Stanford (-7.5) headlines top plays for Halloween weekend
Welcome to this season's third "weekend prediction" slideshow, with each of the first two slideshows bringing home the bacon.
This week's feature prediction comes out of Pasadena, with additional commentary for Thursday night across the country in Miami, along with a big NFL underdog.
College football just got a lot more interesting with Oklahoma's loss to Texas Tech, which opens the door for teams like Oklahoma State, Boise and especially Stanford.
With Boise idle until next weekend at UNLV and Oklahoma State having the pressure of Oklahoma looming on the schedule, Stanford is the team that needs to win, especially to keep pace with the dynamic offense of Brandon Weeden and Oklahoma State.
With 41 prediction articles in the books over the last 13 months and a record of 28-12 with one tie, I'll put these three selections to the test and look to cash in on two of them.
Read on for the reasons why, starting with the "Luck-y" pick...
Andrew Luck came back to school for one reason: to win a championship
Sometimes the best things in life aren't things.
Sometimes it's a feeling.
It's not always money.
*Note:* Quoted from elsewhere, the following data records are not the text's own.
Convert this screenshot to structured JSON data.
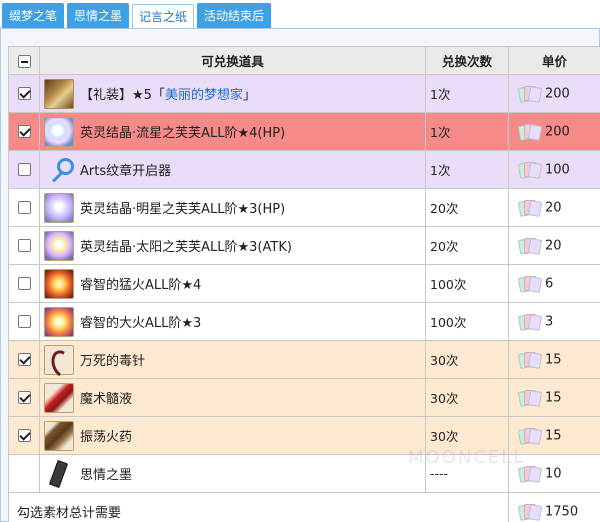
{
  "tabs": [
    {
      "label": "缀梦之笔",
      "active": false
    },
    {
      "label": "思情之墨",
      "active": false
    },
    {
      "label": "记言之纸",
      "active": true
    },
    {
      "label": "活动结束后",
      "active": false
    }
  ],
  "table": {
    "headers": {
      "name": "可兑换道具",
      "count": "兑换次数",
      "price": "单价"
    },
    "rows": [
      {
        "checked": true,
        "name_prefix": "【礼装】★5「",
        "name_link": "美丽的梦想家",
        "name_suffix": "」",
        "count": "1次",
        "price": "200",
        "highlight": "lavender",
        "icon": "craft-essence-icon"
      },
      {
        "checked": true,
        "name": "英灵结晶·流星之芙芙ALL阶★4(HP)",
        "count": "1次",
        "price": "200",
        "highlight": "red",
        "icon": "fou-crystal-icon"
      },
      {
        "checked": false,
        "name": "Arts纹章开启器",
        "count": "1次",
        "price": "100",
        "highlight": "lavender",
        "icon": "key-icon"
      },
      {
        "checked": false,
        "name": "英灵结晶·明星之芙芙ALL阶★3(HP)",
        "count": "20次",
        "price": "20",
        "highlight": "white",
        "icon": "fou-crystal-icon"
      },
      {
        "checked": false,
        "name": "英灵结晶·太阳之芙芙ALL阶★3(ATK)",
        "count": "20次",
        "price": "20",
        "highlight": "white",
        "icon": "fou-crystal-icon"
      },
      {
        "checked": false,
        "name": "睿智的猛火ALL阶★4",
        "count": "100次",
        "price": "6",
        "highlight": "white",
        "icon": "ember-icon"
      },
      {
        "checked": false,
        "name": "睿智的大火ALL阶★3",
        "count": "100次",
        "price": "3",
        "highlight": "white",
        "icon": "ember-icon"
      },
      {
        "checked": true,
        "name": "万死的毒针",
        "count": "30次",
        "price": "15",
        "highlight": "peach",
        "icon": "poison-needle-icon"
      },
      {
        "checked": true,
        "name": "魔术髓液",
        "count": "30次",
        "price": "15",
        "highlight": "peach",
        "icon": "magic-marrow-icon"
      },
      {
        "checked": true,
        "name": "振荡火药",
        "count": "30次",
        "price": "15",
        "highlight": "peach",
        "icon": "gunpowder-icon"
      },
      {
        "checked": null,
        "name": "思情之墨",
        "count": "----",
        "price": "10",
        "highlight": "white",
        "icon": "ink-icon"
      }
    ],
    "total_label": "勾选素材总计需要",
    "total_value": "1750"
  },
  "currency_icon": "paper-ticket-icon",
  "watermark": "MOONCELL",
  "colors": {
    "tab_blue": "#3ea0e6",
    "row_lavender": "#e9dcf8",
    "row_red": "#f58a88",
    "row_peach": "#fde9cf",
    "link_blue": "#1a6fd0"
  }
}
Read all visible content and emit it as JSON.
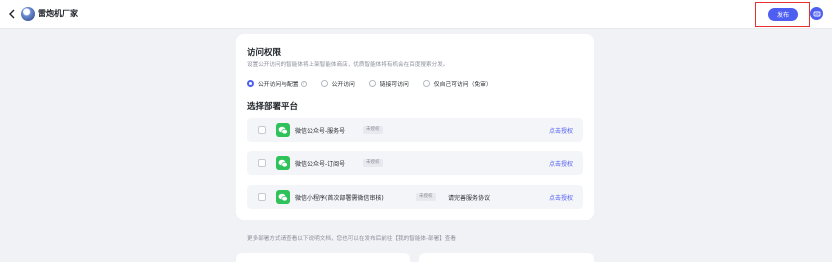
{
  "header": {
    "app_name": "雷炮机厂家",
    "publish_label": "发布"
  },
  "access": {
    "title": "访问权限",
    "description": "设置公开访问的智能体将上架智能体商店，优质智能体将有机会在百度搜索分发。",
    "options": [
      {
        "label": "公开访问与配置",
        "selected": true,
        "has_info": true
      },
      {
        "label": "公开访问",
        "selected": false
      },
      {
        "label": "链接可访问",
        "selected": false
      },
      {
        "label": "仅自己可访问（免审）",
        "selected": false
      }
    ]
  },
  "deploy": {
    "title": "选择部署平台",
    "platforms": [
      {
        "name": "微信公众号-服务号",
        "badge": "未授权",
        "note": "",
        "action": "点击授权"
      },
      {
        "name": "微信公众号-订阅号",
        "badge": "未授权",
        "note": "",
        "action": "点击授权"
      },
      {
        "name": "微信小程序(首次部署需微信审核)",
        "badge": "未授权",
        "note": "请完善服务协议",
        "action": "点击授权"
      }
    ]
  },
  "footer": {
    "note": "更多部署方式请查看以下说明文档，您也可以在发布后前往【我的智能体-部署】查看"
  },
  "colors": {
    "accent": "#4e5ef0",
    "highlight": "#e5322e",
    "wechat_green": "#2fc25b"
  }
}
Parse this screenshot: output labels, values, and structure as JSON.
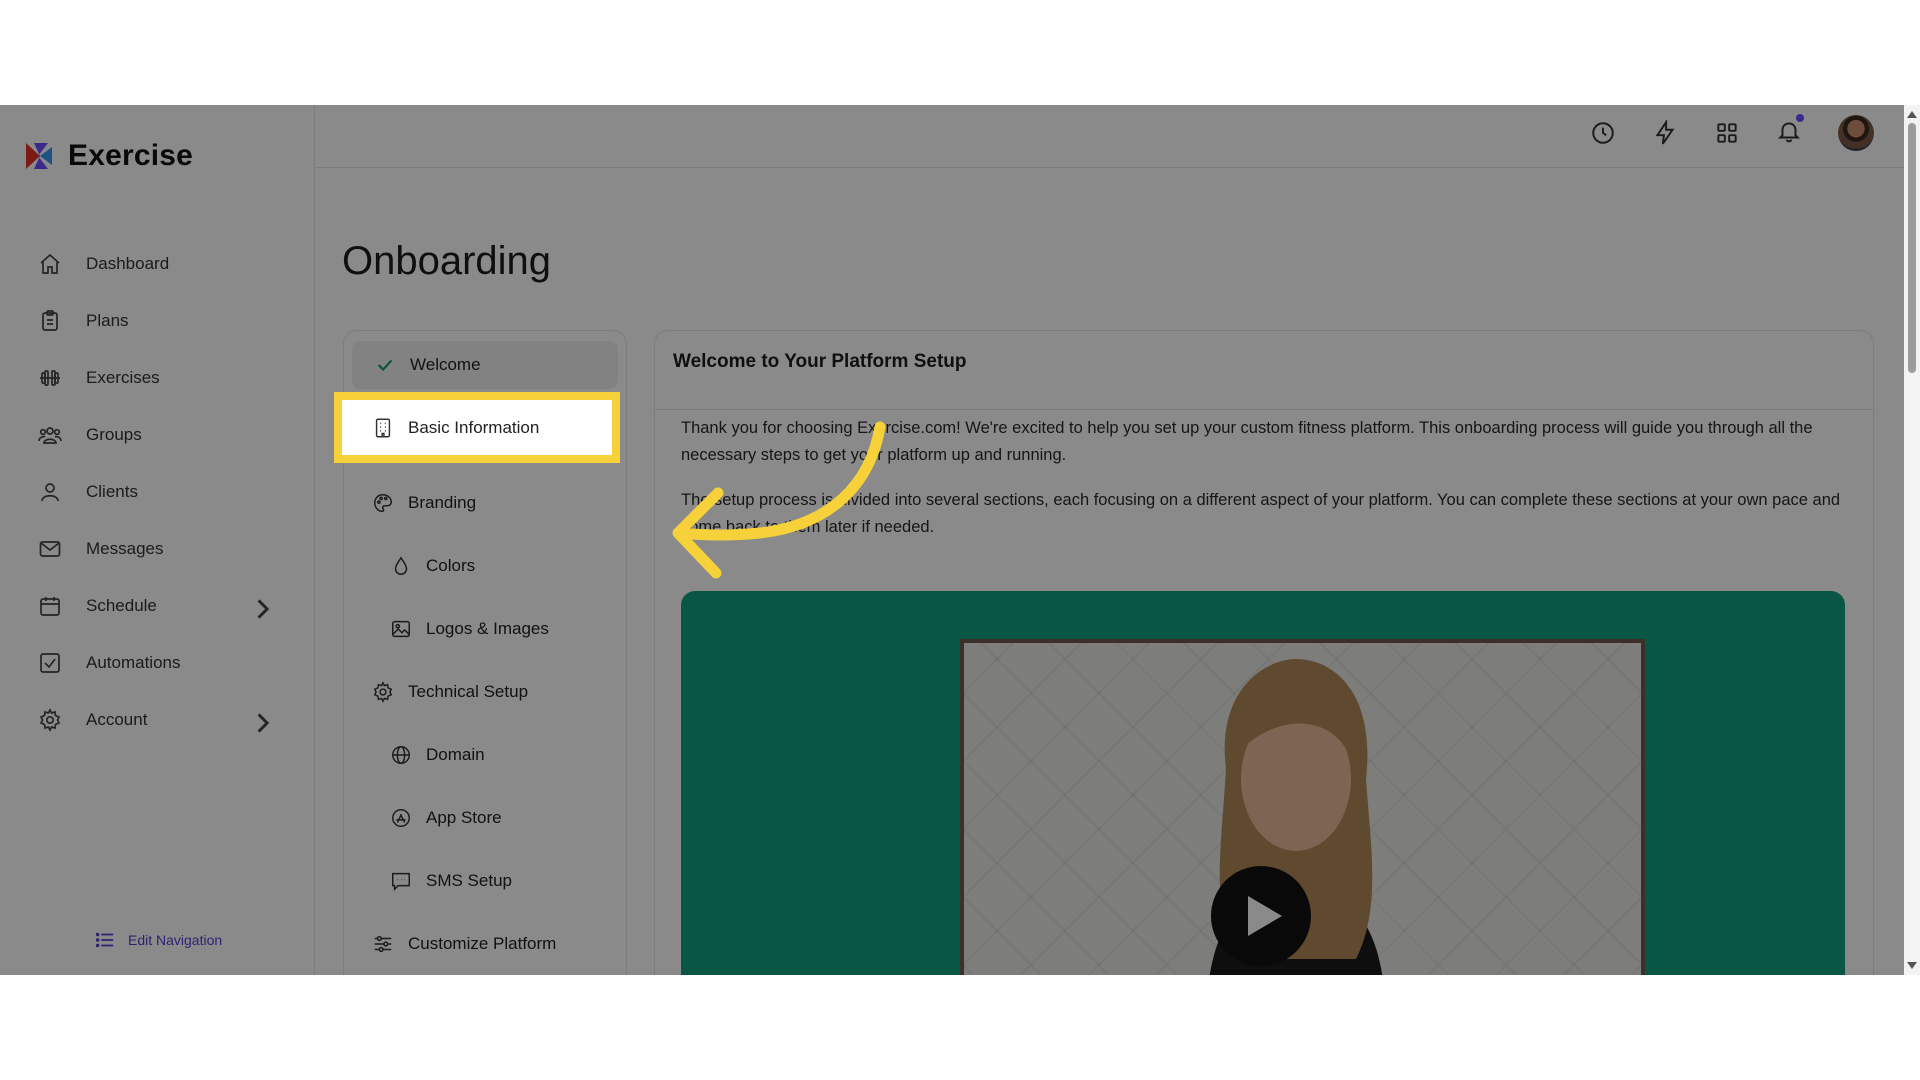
{
  "app": {
    "name": "Exercise"
  },
  "sidebar": {
    "items": [
      {
        "label": "Dashboard",
        "icon": "home-icon"
      },
      {
        "label": "Plans",
        "icon": "clipboard-icon"
      },
      {
        "label": "Exercises",
        "icon": "dumbbell-icon"
      },
      {
        "label": "Groups",
        "icon": "users-icon"
      },
      {
        "label": "Clients",
        "icon": "user-icon"
      },
      {
        "label": "Messages",
        "icon": "mail-icon"
      },
      {
        "label": "Schedule",
        "icon": "calendar-icon"
      },
      {
        "label": "Automations",
        "icon": "checkbox-icon"
      },
      {
        "label": "Account",
        "icon": "gear-icon"
      }
    ],
    "edit_label": "Edit Navigation"
  },
  "page": {
    "title": "Onboarding"
  },
  "steps": [
    {
      "label": "Welcome",
      "icon": "check-icon"
    },
    {
      "label": "Basic Information",
      "icon": "building-icon"
    },
    {
      "label": "Branding",
      "icon": "palette-icon"
    },
    {
      "label": "Colors",
      "icon": "droplet-icon"
    },
    {
      "label": "Logos & Images",
      "icon": "image-icon"
    },
    {
      "label": "Technical Setup",
      "icon": "gear-icon"
    },
    {
      "label": "Domain",
      "icon": "globe-icon"
    },
    {
      "label": "App Store",
      "icon": "app-store-icon"
    },
    {
      "label": "SMS Setup",
      "icon": "message-icon"
    },
    {
      "label": "Customize Platform",
      "icon": "sliders-icon"
    }
  ],
  "content": {
    "title": "Welcome to Your Platform Setup",
    "paragraph1": "Thank you for choosing Exercise.com! We're excited to help you set up your custom fitness platform. This onboarding process will guide you through all the necessary steps to get your platform up and running.",
    "paragraph2": "The setup process is divided into several sections, each focusing on a different aspect of your platform. You can complete these sections at your own pace and come back to them later if needed."
  },
  "colors": {
    "highlight": "#f6d13a",
    "accent": "#5a3fd1",
    "video_bg": "#0f9f7d",
    "success": "#1a9e6b"
  }
}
Lots of people have money.
Far less have millions of dollars.
But only a handful have a national championship to their name.
For Andrew Luck, it's that motivation to do what only one man can do in a given year, and it's far more valuable than a multi-million dollar contract.
Sometimes the best things in life really are free.
This one takes hard work.
And with Oklahoma's loss to Texas Tech, a game at USC is just one of two, or maybe three road blocks left for Andrew Luck to achieve that goal.
It's the goal that made him decide to forgo the NFL draft, risking injury and passing up the early chance at a big paycheck to come back to Stanford for one more season.
It would have been easy to take the money, but he wanted something priceless.
Had Oklahoma remained undefeated along with Oklahoma State, the winner of that game likely would have ended up playing the winner of Alabama/LSU.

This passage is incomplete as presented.